A successful exec keeps the process itself but replaces the program it runs. Preserved across the call:

  • the PID, the parent PID, and the Process GUID
  • the process's identity (its token), its process group and session, and its controlling terminal
  • open file descriptors — except those marked close-on-exec, which are closed
  • the current directory, root directory, file-creation mask, and resource limits
  • pending signals, and the dispositions of signals that were ignored or left at their default

Reset or discarded:

  • all memory — the program's mappings, stack, heap, and data are replaced; memory locks are dropped and MADV_* region markings are gone
  • every thread except the one calling exec — the new program starts single-threaded
  • handlers for caught signals — reset to the default; the alternate signal stack is dropped
  • attached System V shared memory, POSIX shared-memory mappings, open POSIX message-queue descriptors and named semaphores, and in-process synchronisation objects (mutexes, condition variables)
  • POSIX timers, outstanding asynchronous I/O, open directory streams, and registered exit handlers
  • the floating-point environment, and the process name (set to the new program)

What an exec does to a process's identity when the program file is marked to run as another principal is not the Linux set-user-ID model — Peios handles that through the token, covered in setuid and uid0.

Whether a program is allowed to run at all is a separate, execution-policy question — covered under binary signing — not part of these calls.

posix_spawn

posix_spawn() is the standard library function for the create-then-replace pattern: it makes a new process and runs a named program in it with a single call, with controls for arranging the child's file descriptors and a few attributes first.

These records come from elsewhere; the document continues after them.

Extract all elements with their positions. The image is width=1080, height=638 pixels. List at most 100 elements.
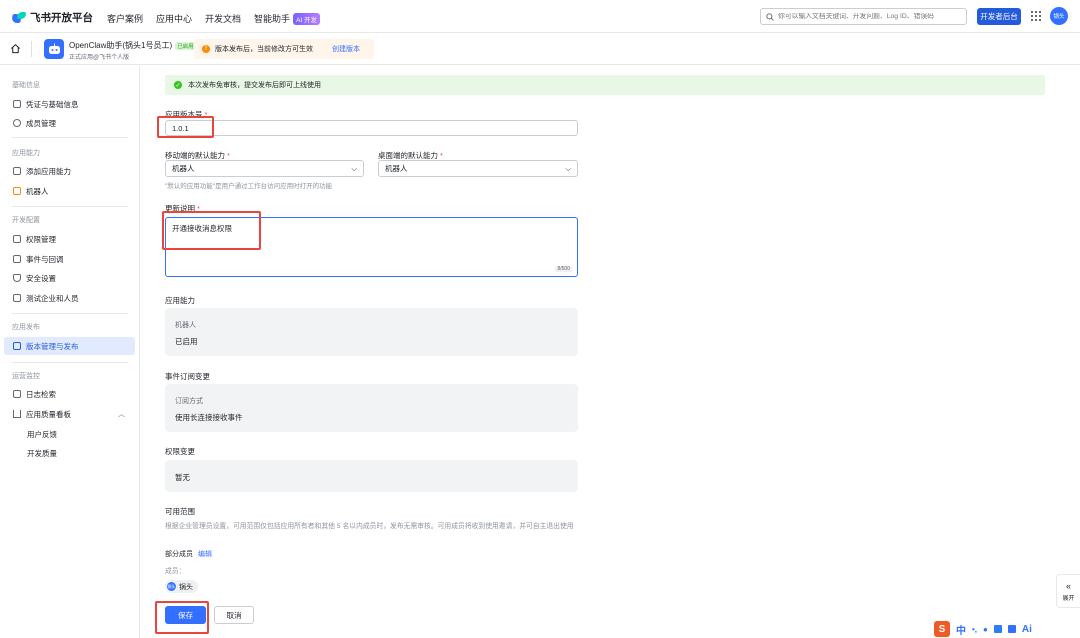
notice-text: 版本发布后，当前修改方可生效	[215, 46, 313, 53]
notes-textarea[interactable]: 开通接收消息权限 8/500	[165, 217, 578, 277]
skin-icon[interactable]	[1007, 625, 1016, 633]
mobile-default-select[interactable]: 机器人 ⌵	[165, 160, 364, 177]
search-icon	[766, 12, 774, 21]
search-input[interactable]	[778, 13, 963, 20]
sidebar-item-events[interactable]: 事件与回调	[4, 250, 135, 268]
microphone-icon[interactable]: ●	[983, 625, 988, 634]
warning-icon: !	[202, 45, 210, 53]
divider	[12, 206, 128, 207]
search-box[interactable]	[760, 8, 967, 25]
mobile-select-value: 机器人	[172, 164, 195, 173]
cancel-button[interactable]: 取消	[214, 606, 254, 624]
nav-smart-assistant[interactable]: 智能助手 AI 开发	[254, 12, 321, 25]
ai-dev-badge: AI 开发	[293, 12, 321, 25]
required-mark: *	[227, 151, 230, 160]
scope-edit-link[interactable]: 编辑	[198, 551, 212, 558]
status-badge: 已启用	[175, 41, 196, 50]
notes-label: 更新说明 *	[165, 203, 200, 214]
expand-panel-button[interactable]: « 展开	[1056, 574, 1080, 608]
ime-chinese-mode[interactable]: 中	[956, 622, 966, 637]
sidebar-group-dev: 开发配置	[12, 217, 40, 224]
user-avatar[interactable]: 锅头	[1050, 7, 1068, 25]
sidebar-item-members[interactable]: 成员管理	[4, 114, 135, 132]
bar-chart-icon	[13, 410, 21, 418]
save-button[interactable]: 保存	[165, 606, 206, 624]
ime-ai-button[interactable]: Ai	[1022, 624, 1032, 635]
lock-icon	[13, 235, 21, 243]
keyboard-icon[interactable]	[993, 625, 1002, 633]
home-icon[interactable]	[10, 43, 21, 54]
app-bot-icon	[44, 39, 64, 59]
notes-text: 开通接收消息权限	[172, 224, 232, 233]
sidebar-item-label: 开发质量	[27, 448, 57, 458]
members-label: 成员：	[165, 568, 186, 575]
event-key: 订阅方式	[175, 398, 203, 405]
robot-icon	[13, 187, 21, 195]
sidebar-item-security[interactable]: 安全设置	[4, 269, 135, 287]
sidebar-item-label: 凭证与基础信息	[26, 99, 79, 109]
check-circle-icon: ✓	[174, 81, 182, 89]
create-version-link[interactable]: 创建版本	[332, 44, 360, 54]
sidebar-item-label: 权限管理	[26, 234, 56, 244]
brand-name: 飞书开放平台	[30, 12, 93, 24]
app-header: OpenClaw助手(锅头1号员工) 已启用 正式应用@飞书个人版 ! 版本发布…	[0, 33, 1080, 65]
avatar: 锅头	[167, 582, 176, 591]
sidebar-item-add-capability[interactable]: 添加应用能力	[4, 162, 135, 180]
sidebar-group-ops: 运营监控	[12, 373, 40, 380]
double-chevron-left-icon: «	[1065, 580, 1071, 591]
sidebar-item-label: 成员管理	[26, 118, 56, 128]
desktop-default-select[interactable]: 机器人 ⌵	[378, 160, 578, 177]
sidebar-item-dev-quality[interactable]: 开发质量	[4, 444, 135, 462]
sidebar-item-version-manage[interactable]: 版本管理与发布	[4, 337, 135, 355]
divider	[31, 41, 32, 57]
chevron-up-icon: ︿	[118, 411, 125, 418]
sidebar-item-label: 添加应用能力	[26, 166, 71, 176]
feishu-logo[interactable]: 飞书开放平台	[11, 10, 93, 25]
dev-console-button[interactable]: 开发者后台	[977, 8, 1021, 25]
version-input[interactable]: 1.0.1	[165, 120, 578, 136]
member-name: 锅头	[179, 583, 193, 591]
sidebar-item-test-enterprise[interactable]: 测试企业和人员	[4, 289, 135, 307]
divider	[12, 313, 128, 314]
publish-notice: ! 版本发布后，当前修改方可生效 创建版本	[194, 39, 374, 59]
sidebar-group-basic: 基础信息	[12, 82, 40, 89]
scope-section-title: 可用范围	[165, 507, 195, 516]
event-value: 使用长连接接收事件	[175, 413, 243, 422]
sogou-icon[interactable]: S	[934, 621, 950, 637]
app-edition: 正式应用@飞书个人版	[69, 55, 130, 61]
nav-customer-cases[interactable]: 客户案例	[107, 12, 143, 25]
sidebar-item-credentials[interactable]: 凭证与基础信息	[4, 95, 135, 113]
sidebar-group-capability: 应用能力	[12, 150, 40, 157]
capability-card: 机器人 已启用	[165, 308, 578, 356]
chevron-down-icon: ⌵	[565, 163, 571, 173]
app-name-text: OpenClaw助手(锅头1号员工)	[69, 41, 173, 50]
sidebar-item-label: 测试企业和人员	[26, 293, 79, 303]
event-section-title: 事件订阅变更	[165, 372, 210, 381]
member-chip: 锅头 锅头	[165, 580, 198, 593]
sidebar-item-label: 机器人	[26, 186, 49, 196]
scope-setting: 部分成员 编辑	[165, 549, 212, 559]
sidebar-item-label: 用户反馈	[27, 429, 57, 439]
app-grid-icon[interactable]	[1031, 11, 1041, 21]
capability-section-title: 应用能力	[165, 296, 195, 305]
mobile-label-text: 移动端的默认能力	[165, 151, 225, 160]
sidebar-item-bot[interactable]: 机器人	[4, 182, 135, 200]
feishu-logo-icon	[11, 11, 26, 24]
event-icon	[13, 255, 21, 263]
event-card: 订阅方式 使用长连接接收事件	[165, 384, 578, 432]
sidebar: 基础信息 凭证与基础信息 成员管理 应用能力 添加应用能力 机器人 开发配置 权…	[0, 66, 140, 638]
version-label-text: 应用版本号	[165, 110, 203, 119]
log-search-icon	[13, 390, 21, 398]
sidebar-item-label: 日志检索	[26, 389, 56, 399]
sidebar-item-quality[interactable]: 应用质量看板 ︿	[4, 405, 135, 423]
nav-dev-docs[interactable]: 开发文档	[205, 12, 241, 25]
punctuation-icon[interactable]: •,	[972, 625, 977, 634]
user-icon	[13, 119, 21, 127]
top-navigation: 飞书开放平台 客户案例 应用中心 开发文档 智能助手 AI 开发 开发者后台 锅…	[0, 0, 1080, 33]
perm-section-title: 权限变更	[165, 447, 195, 456]
sidebar-item-feedback[interactable]: 用户反馈	[4, 425, 135, 443]
nav-app-center[interactable]: 应用中心	[156, 12, 192, 25]
sidebar-item-logs[interactable]: 日志检索	[4, 385, 135, 403]
sidebar-item-permissions[interactable]: 权限管理	[4, 230, 135, 248]
required-mark: *	[204, 110, 208, 119]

It is built on the calls above and is the recommended way to launch a program, in preference to assembling fork/vfork and exec by hand.

Process handles (the pidfd family)

A pidfd is a file descriptor referring to one specific process — the reliable handle introduced in Creating processes. CLONE_PIDFD hands one back at creation; a few calls work with them afterwards:

Call What it does
pidfd_open Obtain a pidfd for a process that already exists, given its PID.
pidfd_send_signal Send a signal to the process through its pidfd — with no risk of the PID having been recycled for a different process in between.
pidfd_getfd Duplicate one of the target process's open file descriptors into the caller.

pidfd_getfd reaches into another process, so it is not something any process may do to any other: it is gated by the right to act on the target, governed by that process's security descriptor.